Which regulatory changes would accelerate deployment of small modular reactors?

Regulatory bottlenecks and practical fixes

Deployment of small modular reactors (SMRs) is slowed more by regulatory processes than by technology in many countries. Experts such as Jacopo Buongiorno of Massachusetts Institute of Technology emphasize that predictable, repeatable approval pathways and early design-certification reduce cost and investor risk. The U.S. Nuclear Regulatory Commission and other national regulators can accelerate deployment by adopting streamlined licensing that separates factory certification from site-specific approvals, expands pre-application design reviews, and establishes clear timelines for regulatory decisions. Such predictability lowers the financing premium that has hindered past nuclear projects.

Risk-informed, performance-based rules

Shifting from prescriptive rules to risk-informed, performance-based regulation would let regulators focus resources on safety-significant functions rather than legacy requirements designed for large reactors. Mark Holt of the Congressional Research Service has described how graded oversight tailored to smaller, inherently safer designs shortens review cycles. Changes could include acceptance of probabilistic risk assessments for emergency planning, clearer criteria for reduced exclusion zones for passive-cooling designs, and regulatory acceptance of modular factory quality assurance programs. These measures preserve safety while recognizing different failure modes of SMRs.

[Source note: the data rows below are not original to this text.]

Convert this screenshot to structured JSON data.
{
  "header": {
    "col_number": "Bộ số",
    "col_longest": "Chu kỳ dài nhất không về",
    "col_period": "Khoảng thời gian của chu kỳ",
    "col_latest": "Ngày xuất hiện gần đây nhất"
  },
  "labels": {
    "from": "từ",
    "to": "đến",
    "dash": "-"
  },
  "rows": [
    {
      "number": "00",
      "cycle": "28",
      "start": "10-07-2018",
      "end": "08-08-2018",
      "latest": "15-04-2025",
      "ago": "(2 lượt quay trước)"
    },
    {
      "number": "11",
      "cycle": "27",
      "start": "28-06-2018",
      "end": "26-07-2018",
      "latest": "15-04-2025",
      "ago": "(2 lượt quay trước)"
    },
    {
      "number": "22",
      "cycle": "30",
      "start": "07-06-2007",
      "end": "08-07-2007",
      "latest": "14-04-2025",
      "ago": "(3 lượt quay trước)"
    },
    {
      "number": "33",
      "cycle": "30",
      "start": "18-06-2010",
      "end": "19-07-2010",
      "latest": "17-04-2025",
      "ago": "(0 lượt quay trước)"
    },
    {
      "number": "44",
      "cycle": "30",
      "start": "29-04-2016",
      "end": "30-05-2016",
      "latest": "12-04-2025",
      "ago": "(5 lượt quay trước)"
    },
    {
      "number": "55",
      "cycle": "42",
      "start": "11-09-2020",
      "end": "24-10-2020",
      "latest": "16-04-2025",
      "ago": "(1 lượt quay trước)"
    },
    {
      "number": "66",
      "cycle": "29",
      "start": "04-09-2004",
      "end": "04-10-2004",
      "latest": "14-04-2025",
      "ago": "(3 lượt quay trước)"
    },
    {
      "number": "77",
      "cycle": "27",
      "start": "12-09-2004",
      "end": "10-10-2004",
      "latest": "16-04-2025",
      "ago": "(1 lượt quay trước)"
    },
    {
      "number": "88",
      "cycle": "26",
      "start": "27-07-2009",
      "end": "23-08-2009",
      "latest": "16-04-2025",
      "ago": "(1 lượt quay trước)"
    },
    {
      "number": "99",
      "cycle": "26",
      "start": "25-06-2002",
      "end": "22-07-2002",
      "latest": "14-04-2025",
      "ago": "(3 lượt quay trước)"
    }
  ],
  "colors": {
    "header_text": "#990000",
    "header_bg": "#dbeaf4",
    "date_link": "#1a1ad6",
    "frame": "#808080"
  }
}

International harmonization and supply-chain certification

Harmonized standards across jurisdictions and mutual recognition of design certifications would reduce duplication and enable factory manufacturing at scale. Institutions such as the International Atomic Energy Agency provide guidance on multinational approaches to licensing and safeguards that can be adopted by national regulators to ease cross-border deployment. Design standardization combined with internationally recognized certification speeds export and supports global supply chains, with positive economic and environmental implications for regions seeking low-carbon baseload power.

Societal, territorial, and environmental considerations

Regulatory change must integrate public engagement, Indigenous and local territorial rights, and transparent waste-management expectations. Environmental benefits from lower operational emissions are weighed against long-term waste stewardship and siting impacts on communities. Regulators that require early and genuine community consultation, clear decommissioning funding rules, and culturally aware decision processes increase social license and reduce litigation delays.

Adopting graded licensing pathways, risk-informed criteria, international harmonization, and robust community frameworks would materially accelerate SMR deployment while maintaining safety and environmental protection.